For a scale to be valid, it should also be reliable; in that, it should yield the same results when repeated. The time interval between the repetitions should be short enough that the clinical status of the subject does not change and long enough that the subject does not remember the first reply. In our study, the patients were asked to fill the forms one more time, a week later after the first testing. Then, we calculated the correlation of the results of the two tests and designated that as the ICC, which was 0.911 in this study. This value is above the bound value (0.70) and proves the reliability. By comparison, the ICC of the French HOOS-PS was reported as 0.859.

The HOOS-PS was more strongly correlated with the WOMAC total (r = 0.653), WOMAC pain (r = 0.629), and WOMAC physical functions (r = 0.626) than WOMAC stiffness (r = 0.511). Self-reported limitations in activities in hip or knee OA are largely dependent on pain and to a lesser extent on range of joint motion [18]. HOOS-PS is composed of questions related to self-reported physical functions. The stronger correlations noted between the HOOS-PS and WOMAC physical functions and WOMAC pain compared to WOMAC stiffness support the convergent and divergent construct validity of the Turkish HOOS-PS. In addition, there was a strong correlation between the Lequesne total (r = 0.650) and the Lequesne daily living activities (r = 0.620) when they were compared with the HOOS-PS. A much weaker correlation was revealed when the HOOS-PS was compared with the Lequesne pain (r = 0.569) and Lequesne-walking distance (r = 0.578). These findings also support the convergent and divergent construct validity of the Turkish HOOS-PS. Since the HOOS-PS contains questions related to physical functions, the stronger correlations between it and the Lequesne daily living activities were expected. Similar to our results, the validation study of the French HOOS-PS demonstrated a stronger correlation with the Osteoarthritis Knee and Hip Quality Of Life (QAKHQOL) physical activity (r = −0.665) than the QAKHQOL pain (r = −0.385). The correlation coefficients between the French version of HOOS-PS and the mental health subscale of QAKHQOL were −0.473, and there were not any significant correlations between HOOS-PS and the social support and social functioning subscales of QAKHQOL in this study [17].

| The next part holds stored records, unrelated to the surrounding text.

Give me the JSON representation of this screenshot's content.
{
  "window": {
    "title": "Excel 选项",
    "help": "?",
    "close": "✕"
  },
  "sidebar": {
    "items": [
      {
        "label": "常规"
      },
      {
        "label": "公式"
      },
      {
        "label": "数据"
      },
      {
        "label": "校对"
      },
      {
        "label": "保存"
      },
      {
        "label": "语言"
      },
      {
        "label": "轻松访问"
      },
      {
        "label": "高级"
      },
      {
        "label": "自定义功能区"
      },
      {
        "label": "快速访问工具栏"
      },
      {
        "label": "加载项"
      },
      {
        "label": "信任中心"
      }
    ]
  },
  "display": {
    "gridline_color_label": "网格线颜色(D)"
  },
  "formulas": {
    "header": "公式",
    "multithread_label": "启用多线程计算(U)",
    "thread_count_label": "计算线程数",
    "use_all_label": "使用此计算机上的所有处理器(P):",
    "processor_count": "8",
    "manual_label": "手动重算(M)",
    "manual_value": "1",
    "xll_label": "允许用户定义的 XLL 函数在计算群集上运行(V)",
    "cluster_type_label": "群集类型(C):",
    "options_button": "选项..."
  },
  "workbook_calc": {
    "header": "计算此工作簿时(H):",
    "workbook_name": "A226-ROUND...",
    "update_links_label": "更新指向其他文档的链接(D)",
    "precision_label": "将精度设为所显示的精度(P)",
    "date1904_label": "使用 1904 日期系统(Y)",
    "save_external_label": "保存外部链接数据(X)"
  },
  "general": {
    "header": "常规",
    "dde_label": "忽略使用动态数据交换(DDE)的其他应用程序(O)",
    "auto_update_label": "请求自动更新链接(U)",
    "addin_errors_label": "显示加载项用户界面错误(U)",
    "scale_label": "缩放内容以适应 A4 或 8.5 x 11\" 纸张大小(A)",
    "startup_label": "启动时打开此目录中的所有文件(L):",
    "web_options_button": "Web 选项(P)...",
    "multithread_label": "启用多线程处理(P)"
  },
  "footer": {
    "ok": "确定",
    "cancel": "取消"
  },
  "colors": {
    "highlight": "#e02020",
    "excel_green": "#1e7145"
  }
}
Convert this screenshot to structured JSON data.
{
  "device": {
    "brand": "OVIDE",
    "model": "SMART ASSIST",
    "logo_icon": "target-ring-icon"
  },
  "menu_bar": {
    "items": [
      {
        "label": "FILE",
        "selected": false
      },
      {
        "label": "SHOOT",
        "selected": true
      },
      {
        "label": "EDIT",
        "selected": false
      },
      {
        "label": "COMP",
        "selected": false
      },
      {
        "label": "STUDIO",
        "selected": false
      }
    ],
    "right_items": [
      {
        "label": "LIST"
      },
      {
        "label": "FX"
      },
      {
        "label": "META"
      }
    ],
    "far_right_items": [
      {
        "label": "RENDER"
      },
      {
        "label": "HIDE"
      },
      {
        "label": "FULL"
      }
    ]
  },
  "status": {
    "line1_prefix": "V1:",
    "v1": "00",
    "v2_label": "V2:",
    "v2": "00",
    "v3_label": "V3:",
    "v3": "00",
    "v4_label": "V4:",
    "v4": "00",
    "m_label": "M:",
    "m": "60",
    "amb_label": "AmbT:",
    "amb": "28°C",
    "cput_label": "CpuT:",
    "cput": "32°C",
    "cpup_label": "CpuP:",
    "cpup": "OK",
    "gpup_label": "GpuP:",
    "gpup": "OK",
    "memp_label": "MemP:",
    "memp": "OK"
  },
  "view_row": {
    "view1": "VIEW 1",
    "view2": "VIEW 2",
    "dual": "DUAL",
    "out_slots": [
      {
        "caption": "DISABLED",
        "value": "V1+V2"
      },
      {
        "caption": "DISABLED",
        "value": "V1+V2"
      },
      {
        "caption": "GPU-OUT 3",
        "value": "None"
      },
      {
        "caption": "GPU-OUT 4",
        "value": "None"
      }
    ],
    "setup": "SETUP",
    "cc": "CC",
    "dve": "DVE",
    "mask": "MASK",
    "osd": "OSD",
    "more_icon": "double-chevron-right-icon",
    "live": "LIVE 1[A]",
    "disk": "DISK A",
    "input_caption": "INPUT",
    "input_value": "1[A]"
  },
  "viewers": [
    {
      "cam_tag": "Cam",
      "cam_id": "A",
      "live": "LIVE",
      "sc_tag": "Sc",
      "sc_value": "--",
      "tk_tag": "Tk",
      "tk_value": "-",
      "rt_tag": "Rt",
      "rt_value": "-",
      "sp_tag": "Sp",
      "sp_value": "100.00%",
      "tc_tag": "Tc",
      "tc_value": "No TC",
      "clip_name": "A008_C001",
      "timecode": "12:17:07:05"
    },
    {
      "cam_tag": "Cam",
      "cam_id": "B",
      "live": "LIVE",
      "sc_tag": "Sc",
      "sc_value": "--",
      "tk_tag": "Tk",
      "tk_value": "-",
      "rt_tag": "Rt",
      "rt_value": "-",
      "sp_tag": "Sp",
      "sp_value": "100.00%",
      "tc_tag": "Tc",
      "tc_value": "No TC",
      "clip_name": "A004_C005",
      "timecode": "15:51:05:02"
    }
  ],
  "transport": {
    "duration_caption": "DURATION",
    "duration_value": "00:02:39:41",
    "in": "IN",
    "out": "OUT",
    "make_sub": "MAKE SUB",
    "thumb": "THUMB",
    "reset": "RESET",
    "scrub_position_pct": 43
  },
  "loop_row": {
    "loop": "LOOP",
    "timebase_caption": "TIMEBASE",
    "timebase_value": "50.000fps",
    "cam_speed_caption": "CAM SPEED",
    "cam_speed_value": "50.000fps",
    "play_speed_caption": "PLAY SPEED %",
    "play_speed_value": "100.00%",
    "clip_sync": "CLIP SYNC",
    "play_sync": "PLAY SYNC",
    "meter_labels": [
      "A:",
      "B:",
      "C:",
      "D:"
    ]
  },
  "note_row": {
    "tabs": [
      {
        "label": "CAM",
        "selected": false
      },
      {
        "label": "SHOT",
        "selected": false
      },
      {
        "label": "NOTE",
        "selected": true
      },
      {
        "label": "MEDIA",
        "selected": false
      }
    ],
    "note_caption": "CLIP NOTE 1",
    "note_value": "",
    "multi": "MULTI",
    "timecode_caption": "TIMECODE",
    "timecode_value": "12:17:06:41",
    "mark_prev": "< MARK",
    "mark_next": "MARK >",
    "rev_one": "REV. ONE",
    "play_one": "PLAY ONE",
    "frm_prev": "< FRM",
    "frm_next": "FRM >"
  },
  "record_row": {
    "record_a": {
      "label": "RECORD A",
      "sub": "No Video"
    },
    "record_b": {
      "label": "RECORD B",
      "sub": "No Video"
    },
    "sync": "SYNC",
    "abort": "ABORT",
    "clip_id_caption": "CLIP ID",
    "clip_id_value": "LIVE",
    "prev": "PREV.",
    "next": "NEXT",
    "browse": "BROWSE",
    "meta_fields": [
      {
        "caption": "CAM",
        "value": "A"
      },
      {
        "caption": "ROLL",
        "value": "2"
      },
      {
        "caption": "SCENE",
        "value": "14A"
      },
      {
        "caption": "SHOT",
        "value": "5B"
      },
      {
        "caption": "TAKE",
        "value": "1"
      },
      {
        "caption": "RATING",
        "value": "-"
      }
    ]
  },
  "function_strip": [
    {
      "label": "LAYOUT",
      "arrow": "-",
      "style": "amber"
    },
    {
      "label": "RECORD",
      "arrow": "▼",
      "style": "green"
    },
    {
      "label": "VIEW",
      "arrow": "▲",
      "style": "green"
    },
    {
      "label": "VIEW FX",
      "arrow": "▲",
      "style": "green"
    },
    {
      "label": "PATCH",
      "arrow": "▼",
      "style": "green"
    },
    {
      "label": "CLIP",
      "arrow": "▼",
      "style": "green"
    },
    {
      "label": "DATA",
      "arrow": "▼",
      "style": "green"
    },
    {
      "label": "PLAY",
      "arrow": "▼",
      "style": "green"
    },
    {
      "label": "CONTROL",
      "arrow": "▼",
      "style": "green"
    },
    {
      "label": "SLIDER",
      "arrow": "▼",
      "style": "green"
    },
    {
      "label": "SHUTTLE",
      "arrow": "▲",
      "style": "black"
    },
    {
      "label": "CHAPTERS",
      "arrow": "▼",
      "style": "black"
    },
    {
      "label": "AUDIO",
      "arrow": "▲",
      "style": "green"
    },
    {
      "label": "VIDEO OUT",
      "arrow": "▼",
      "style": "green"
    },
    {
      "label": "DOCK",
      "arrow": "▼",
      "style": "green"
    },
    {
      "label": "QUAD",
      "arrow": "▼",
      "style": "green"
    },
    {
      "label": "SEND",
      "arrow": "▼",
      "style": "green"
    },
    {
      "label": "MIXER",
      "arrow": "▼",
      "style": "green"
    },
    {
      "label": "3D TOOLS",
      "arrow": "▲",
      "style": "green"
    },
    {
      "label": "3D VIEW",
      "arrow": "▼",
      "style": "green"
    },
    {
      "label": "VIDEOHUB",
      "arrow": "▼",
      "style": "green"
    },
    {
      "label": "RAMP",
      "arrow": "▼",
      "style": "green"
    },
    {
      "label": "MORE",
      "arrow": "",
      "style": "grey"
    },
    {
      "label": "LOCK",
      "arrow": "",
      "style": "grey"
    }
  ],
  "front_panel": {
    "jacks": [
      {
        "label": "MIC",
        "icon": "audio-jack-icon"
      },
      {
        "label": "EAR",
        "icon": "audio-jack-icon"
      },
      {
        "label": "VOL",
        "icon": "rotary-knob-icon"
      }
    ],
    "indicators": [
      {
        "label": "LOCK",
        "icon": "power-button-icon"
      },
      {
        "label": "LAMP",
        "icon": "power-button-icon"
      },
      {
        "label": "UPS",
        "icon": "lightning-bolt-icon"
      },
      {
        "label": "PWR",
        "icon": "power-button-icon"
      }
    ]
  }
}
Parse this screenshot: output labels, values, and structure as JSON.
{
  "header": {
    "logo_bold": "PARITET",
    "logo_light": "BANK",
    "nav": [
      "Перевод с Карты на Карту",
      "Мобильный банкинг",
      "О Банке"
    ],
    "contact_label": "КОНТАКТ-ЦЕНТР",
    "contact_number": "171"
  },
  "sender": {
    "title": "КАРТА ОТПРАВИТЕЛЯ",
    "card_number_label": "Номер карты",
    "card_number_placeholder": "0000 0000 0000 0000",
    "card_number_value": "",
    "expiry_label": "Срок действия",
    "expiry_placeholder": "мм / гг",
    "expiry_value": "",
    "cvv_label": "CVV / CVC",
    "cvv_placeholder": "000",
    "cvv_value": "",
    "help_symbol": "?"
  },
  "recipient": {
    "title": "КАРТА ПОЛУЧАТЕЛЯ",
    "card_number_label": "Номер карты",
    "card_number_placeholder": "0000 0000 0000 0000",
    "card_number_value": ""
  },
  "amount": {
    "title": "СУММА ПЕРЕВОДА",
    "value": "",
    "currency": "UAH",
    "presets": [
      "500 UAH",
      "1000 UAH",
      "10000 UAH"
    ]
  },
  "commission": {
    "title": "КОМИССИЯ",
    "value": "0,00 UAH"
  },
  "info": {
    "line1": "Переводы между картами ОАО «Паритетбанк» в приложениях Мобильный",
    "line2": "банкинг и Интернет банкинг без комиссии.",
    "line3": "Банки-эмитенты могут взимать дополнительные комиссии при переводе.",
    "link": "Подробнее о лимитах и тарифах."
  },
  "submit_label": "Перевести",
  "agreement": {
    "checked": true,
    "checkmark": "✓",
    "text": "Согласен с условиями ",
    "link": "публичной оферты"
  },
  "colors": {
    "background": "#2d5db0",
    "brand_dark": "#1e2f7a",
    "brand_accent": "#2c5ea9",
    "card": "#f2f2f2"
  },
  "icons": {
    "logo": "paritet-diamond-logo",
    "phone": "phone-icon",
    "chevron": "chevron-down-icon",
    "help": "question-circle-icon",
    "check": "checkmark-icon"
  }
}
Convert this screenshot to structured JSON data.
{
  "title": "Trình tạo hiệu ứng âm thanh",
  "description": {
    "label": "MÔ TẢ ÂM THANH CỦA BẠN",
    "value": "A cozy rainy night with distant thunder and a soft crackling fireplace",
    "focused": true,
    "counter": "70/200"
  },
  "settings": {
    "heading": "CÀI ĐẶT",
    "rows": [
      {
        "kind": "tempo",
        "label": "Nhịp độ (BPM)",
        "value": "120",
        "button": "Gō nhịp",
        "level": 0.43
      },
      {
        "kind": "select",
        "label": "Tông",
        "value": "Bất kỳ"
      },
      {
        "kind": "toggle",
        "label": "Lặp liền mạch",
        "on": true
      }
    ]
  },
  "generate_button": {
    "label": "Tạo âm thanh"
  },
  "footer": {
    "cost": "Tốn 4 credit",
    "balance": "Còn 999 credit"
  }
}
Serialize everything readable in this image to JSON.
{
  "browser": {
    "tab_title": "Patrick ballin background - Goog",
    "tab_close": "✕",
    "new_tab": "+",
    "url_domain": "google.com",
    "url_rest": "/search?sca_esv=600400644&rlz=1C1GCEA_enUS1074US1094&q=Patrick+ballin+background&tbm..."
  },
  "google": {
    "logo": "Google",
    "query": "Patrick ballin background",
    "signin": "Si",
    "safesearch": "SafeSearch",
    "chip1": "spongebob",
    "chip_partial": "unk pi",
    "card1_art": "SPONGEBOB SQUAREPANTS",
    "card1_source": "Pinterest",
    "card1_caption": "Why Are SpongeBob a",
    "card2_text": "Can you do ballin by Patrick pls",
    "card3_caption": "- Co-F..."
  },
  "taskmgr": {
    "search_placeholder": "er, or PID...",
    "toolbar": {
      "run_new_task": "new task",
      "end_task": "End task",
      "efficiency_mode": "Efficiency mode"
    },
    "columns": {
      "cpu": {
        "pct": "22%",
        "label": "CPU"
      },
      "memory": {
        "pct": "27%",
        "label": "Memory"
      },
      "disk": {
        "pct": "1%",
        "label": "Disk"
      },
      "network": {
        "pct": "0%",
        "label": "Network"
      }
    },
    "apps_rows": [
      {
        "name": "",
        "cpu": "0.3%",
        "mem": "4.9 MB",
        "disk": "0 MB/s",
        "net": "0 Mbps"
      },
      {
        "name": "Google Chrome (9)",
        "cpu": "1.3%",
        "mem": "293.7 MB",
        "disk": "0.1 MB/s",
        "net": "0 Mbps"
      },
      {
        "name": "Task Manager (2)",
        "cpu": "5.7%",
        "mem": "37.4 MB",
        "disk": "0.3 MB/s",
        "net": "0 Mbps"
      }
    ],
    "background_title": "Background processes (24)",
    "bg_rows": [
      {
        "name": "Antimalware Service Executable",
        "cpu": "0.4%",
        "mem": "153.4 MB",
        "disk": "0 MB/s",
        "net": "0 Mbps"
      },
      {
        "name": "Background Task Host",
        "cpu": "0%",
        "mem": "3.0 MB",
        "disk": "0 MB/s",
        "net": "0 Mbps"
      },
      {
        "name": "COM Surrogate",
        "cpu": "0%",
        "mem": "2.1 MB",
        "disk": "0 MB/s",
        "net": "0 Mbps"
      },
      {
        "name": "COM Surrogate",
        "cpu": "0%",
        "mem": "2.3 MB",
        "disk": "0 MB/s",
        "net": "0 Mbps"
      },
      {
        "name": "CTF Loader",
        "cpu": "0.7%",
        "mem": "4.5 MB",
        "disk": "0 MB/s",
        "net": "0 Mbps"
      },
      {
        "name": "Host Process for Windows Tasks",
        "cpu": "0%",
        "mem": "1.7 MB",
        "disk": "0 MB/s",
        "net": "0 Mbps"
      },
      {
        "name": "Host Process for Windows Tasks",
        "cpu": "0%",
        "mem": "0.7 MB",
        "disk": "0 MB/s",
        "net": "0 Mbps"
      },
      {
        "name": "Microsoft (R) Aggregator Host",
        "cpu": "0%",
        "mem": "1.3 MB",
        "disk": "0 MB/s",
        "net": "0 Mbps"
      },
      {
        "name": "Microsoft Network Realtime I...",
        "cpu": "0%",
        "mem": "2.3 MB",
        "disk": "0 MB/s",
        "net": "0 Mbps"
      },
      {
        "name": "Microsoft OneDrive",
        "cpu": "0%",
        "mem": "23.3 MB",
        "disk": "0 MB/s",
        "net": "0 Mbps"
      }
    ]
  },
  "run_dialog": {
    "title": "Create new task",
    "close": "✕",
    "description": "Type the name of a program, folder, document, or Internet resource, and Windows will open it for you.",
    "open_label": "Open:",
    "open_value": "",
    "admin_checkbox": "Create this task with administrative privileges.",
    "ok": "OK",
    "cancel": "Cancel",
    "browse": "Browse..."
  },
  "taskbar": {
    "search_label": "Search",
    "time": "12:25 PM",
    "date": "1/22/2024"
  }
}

One of the limitations of our study was the number of our patients. Larger number of patients would be more beneficial for validation studies, but actually, there is not a recommended number of patients for similar studies. Also, our study would be more valuable if we had tested the scale for responsiveness. Future studies are essential for this purpose. However, the responsiveness of the original HOOS-PS and the French version has been proven [3, 17].

In conclusion, the Cronbach’s alpha and ICC values of the Turkish HOOS-PS were sufficiently high (>0.7), and WOMAC and Lequesne scales are commonly used worldwide and are known to be reliable and valid for osteoarthritis; the Turkish HOOS-PS also showed moderate-to-strong correlations with these scales supporting our view that the Turkish HOOS-PS is a reliable and valid instrument for patients with hip osteoarthritis.